The happiness on Yom Kippur is a controlled happiness. The rejoicing on Yom Kippur should be a rejoicing while shaking in fear of what His judgment might conclude with, the Psalmist writes, "…And rejoice with trembling.[8]" Rabbi Yosef Shalom Elyashiv says that the verse said before Kol Nidrei on Yom Kippur Eve is a prime example of this type of rejoicing. The verse says, "The is sown for the righteous, and for those of an upright heart, happiness.[9]" The happiness in this verse refers to the happiness of one's soul on Yom Kippur because of the atonement of sins. Even the happiness of Succos is only because of the cleaning of sin, just like the happiness on Yom Kippur. The Talmud says[10] that at the Simchas Beis HaShoeivah on Succos, the pious men would dance and say that they are happy that they did not sin in their younger years because it would embarrass them in their older years, while the penitents would say that they are happy that their older years serve as an atonement for the sins of their younger years. Both groups of men would join together for the refrain of their song and agree that "happy is one who did not sin." This shows that even the happiness of Succos is because of the lack of sin which comes from Yom Kippur. The Mishnah in the end of the Tractate Yoma, which deals with the laws of Yom Kippur and the Temple services on that day, says that just a Mikveh purifies the impure; HaShem purifies Israel from their sins. This is the happiness of Yom Kippur.
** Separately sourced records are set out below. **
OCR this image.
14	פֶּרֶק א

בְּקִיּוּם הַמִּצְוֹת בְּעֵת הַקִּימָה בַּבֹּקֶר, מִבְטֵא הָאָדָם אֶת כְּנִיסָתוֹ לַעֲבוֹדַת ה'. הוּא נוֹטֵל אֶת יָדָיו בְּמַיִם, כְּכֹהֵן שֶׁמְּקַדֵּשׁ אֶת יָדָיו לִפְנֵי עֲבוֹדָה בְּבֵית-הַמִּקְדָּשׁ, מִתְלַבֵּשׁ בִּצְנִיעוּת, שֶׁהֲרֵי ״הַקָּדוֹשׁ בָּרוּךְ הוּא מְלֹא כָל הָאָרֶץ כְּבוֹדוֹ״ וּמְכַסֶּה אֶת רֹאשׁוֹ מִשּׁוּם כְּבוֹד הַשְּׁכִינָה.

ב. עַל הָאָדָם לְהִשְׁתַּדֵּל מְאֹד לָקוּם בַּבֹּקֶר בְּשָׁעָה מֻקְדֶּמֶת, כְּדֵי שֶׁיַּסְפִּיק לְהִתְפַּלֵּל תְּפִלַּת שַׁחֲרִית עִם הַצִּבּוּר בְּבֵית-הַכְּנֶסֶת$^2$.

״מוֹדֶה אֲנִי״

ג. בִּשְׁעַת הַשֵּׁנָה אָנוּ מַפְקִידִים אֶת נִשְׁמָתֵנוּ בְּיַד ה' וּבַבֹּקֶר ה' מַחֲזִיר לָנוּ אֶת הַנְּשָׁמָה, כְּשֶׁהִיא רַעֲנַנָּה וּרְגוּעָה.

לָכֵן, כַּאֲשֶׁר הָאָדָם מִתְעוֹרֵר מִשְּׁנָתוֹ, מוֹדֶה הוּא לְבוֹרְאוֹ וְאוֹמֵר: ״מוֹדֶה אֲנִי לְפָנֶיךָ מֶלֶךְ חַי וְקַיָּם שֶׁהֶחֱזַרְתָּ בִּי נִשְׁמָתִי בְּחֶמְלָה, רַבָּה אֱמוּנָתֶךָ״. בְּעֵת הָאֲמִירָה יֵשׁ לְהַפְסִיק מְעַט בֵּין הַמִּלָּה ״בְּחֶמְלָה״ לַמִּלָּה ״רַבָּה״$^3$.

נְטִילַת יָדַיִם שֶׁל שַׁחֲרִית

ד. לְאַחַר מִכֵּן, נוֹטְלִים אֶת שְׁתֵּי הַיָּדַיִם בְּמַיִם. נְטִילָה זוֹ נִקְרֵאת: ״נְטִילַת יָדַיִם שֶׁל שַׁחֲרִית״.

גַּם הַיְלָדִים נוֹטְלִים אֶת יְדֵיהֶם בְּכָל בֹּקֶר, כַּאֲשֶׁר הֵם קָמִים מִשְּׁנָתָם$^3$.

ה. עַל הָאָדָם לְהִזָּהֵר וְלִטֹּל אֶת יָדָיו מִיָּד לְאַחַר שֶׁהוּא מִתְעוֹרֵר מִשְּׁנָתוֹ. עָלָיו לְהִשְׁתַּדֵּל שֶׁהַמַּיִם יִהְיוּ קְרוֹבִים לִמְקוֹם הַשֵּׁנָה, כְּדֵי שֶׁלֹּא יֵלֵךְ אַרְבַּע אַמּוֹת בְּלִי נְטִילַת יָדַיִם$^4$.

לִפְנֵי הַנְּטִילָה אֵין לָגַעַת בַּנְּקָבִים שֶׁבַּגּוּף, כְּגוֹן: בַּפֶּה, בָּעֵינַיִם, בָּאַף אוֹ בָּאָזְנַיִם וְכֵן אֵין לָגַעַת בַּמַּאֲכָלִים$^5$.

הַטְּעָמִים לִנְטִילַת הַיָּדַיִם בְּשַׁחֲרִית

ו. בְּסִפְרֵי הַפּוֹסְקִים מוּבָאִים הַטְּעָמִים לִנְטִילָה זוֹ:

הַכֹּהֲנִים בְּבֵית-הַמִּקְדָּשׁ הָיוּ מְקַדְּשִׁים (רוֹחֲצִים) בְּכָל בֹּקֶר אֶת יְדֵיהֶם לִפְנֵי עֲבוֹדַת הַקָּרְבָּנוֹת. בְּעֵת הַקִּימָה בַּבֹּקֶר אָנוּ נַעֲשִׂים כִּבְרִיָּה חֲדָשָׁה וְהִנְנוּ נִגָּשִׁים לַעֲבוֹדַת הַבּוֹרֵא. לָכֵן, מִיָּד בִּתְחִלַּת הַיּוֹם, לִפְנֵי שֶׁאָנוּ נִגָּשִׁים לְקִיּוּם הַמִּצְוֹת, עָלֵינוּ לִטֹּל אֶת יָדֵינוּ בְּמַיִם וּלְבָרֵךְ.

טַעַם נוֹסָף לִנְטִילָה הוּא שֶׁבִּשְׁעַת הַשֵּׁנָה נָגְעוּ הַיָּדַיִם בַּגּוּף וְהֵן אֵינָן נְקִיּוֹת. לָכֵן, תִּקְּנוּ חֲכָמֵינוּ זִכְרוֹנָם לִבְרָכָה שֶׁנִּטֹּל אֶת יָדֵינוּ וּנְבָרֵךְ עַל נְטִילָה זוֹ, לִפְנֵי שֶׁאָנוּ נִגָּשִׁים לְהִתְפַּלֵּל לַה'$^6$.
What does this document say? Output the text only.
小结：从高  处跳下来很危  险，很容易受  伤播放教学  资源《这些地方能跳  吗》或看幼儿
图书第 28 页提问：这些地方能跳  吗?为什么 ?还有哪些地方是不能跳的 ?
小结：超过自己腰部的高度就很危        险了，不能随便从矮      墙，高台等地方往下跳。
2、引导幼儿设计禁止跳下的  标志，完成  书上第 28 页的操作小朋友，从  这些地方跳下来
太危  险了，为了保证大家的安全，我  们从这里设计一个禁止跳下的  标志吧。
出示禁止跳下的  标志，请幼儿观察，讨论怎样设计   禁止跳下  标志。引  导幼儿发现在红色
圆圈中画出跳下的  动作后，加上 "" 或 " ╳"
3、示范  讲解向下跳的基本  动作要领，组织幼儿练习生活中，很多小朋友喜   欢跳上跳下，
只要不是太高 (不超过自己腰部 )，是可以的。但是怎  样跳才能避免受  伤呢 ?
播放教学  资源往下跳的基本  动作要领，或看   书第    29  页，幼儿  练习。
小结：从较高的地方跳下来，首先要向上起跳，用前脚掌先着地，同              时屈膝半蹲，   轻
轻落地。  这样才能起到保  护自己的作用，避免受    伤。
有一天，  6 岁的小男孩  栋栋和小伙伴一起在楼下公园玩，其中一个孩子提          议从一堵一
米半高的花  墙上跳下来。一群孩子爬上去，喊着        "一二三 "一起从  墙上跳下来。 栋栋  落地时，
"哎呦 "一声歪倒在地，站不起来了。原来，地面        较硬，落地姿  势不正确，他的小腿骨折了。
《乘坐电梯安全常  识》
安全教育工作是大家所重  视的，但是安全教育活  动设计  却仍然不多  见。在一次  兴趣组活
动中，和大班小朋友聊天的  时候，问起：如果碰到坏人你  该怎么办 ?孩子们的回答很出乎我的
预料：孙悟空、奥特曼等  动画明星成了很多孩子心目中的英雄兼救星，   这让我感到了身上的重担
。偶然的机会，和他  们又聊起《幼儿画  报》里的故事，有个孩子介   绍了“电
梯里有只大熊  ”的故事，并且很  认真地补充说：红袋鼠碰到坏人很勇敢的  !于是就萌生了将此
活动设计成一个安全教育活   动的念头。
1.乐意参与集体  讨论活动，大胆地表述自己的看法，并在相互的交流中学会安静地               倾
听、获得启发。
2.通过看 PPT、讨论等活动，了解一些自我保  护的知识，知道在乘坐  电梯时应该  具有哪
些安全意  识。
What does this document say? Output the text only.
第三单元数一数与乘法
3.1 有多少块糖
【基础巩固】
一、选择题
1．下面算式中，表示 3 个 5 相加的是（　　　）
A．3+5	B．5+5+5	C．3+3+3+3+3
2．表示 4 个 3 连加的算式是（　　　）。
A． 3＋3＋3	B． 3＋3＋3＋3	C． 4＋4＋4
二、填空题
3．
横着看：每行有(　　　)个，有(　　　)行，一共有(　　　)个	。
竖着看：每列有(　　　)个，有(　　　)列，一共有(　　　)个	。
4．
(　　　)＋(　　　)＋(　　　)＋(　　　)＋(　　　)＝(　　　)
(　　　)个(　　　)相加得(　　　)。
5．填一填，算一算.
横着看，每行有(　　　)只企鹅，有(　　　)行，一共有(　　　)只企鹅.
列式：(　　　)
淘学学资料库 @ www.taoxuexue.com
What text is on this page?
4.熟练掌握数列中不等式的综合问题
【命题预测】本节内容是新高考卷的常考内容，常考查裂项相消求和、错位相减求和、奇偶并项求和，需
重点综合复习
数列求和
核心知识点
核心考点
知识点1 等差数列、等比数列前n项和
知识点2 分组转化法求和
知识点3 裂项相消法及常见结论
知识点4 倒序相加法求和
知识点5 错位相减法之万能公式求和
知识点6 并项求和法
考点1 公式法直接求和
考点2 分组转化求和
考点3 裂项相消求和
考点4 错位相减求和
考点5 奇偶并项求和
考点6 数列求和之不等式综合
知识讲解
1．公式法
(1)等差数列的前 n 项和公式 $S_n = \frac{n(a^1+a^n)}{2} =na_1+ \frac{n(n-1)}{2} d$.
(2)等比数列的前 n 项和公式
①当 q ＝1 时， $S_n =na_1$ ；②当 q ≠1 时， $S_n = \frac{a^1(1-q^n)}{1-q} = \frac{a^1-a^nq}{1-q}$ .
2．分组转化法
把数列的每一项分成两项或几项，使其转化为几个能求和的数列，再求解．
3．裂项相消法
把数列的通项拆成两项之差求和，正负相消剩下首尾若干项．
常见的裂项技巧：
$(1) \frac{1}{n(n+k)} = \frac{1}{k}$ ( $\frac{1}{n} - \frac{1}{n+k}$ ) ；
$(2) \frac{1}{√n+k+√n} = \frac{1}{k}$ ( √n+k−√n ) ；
In describing the commandment of Lulav and Esrog on Succos, the Torah says, "And you shall take for yourselves, on the first day, the fruit of a citron tree, branches of date palms, twigs of plaited [myrtle] trees, and brook willows, and you shall be happy in front of HaShem, your G-d, for seven days[11]." The Midrash asks[12] why the Torah calls the first day of Succos "the first day", if it is actually the fifteenth of the month, not the first (the other holidays in the same passage are referred to by their date in the month). The Midrash explains that Succos is called "the first day" because it is "the first day" for the accounting of sins. This is because from the day of Yom Kippur, when all sins are forgiven, until Succos, no one sins because each person is so busy preparing for the Mitzvos of Succos, including the Lulav, Sukkah, etc…[13] Parenthetically, Rabbi Elyashiv asks whether this reasoning applies in present times, for who is to say that they remained completely free of sin between Yom Kippur and Succos. Rabbi Elyashiv reiterates the point that the entire happiness on Succos is a result of the atonement of sins from Yom Kippur, five days earlier. This explains why in the Talmud's description of the Simchas Bais HaShoeivah, all the songs sung were songs concerning repentance and freedom from sin.

[1] Deuteronomy 16:16
[2] In Divrei Aggadah
[3] Sotah 3b
[4] Avos 4:2
[5] Yoma 86b
[6] Leviticus 16:30
[7] Taanis 30b
[8] Psalms 2:10
[9] Psalms 97:11
[10] Sukkah 53a
[11] Leviticus 23:40
[12] Tanchuma, Emor §22
[13] Yalkut Shimoni, Torah §651, see also Tur, Orach Chaim §581


Chaim B. said...

But you also have the view in Midrash that the function of sukkah is a model of galus in case on emerged chayav on Y'K and needs further kaparah.

Reb Chaim HaQoton said...

Very good. Rav Elyashiv also mentions that point in this shtikel toirah, but I didn't write it down because I couldn't understand how he ties it into the rest of what he was saying.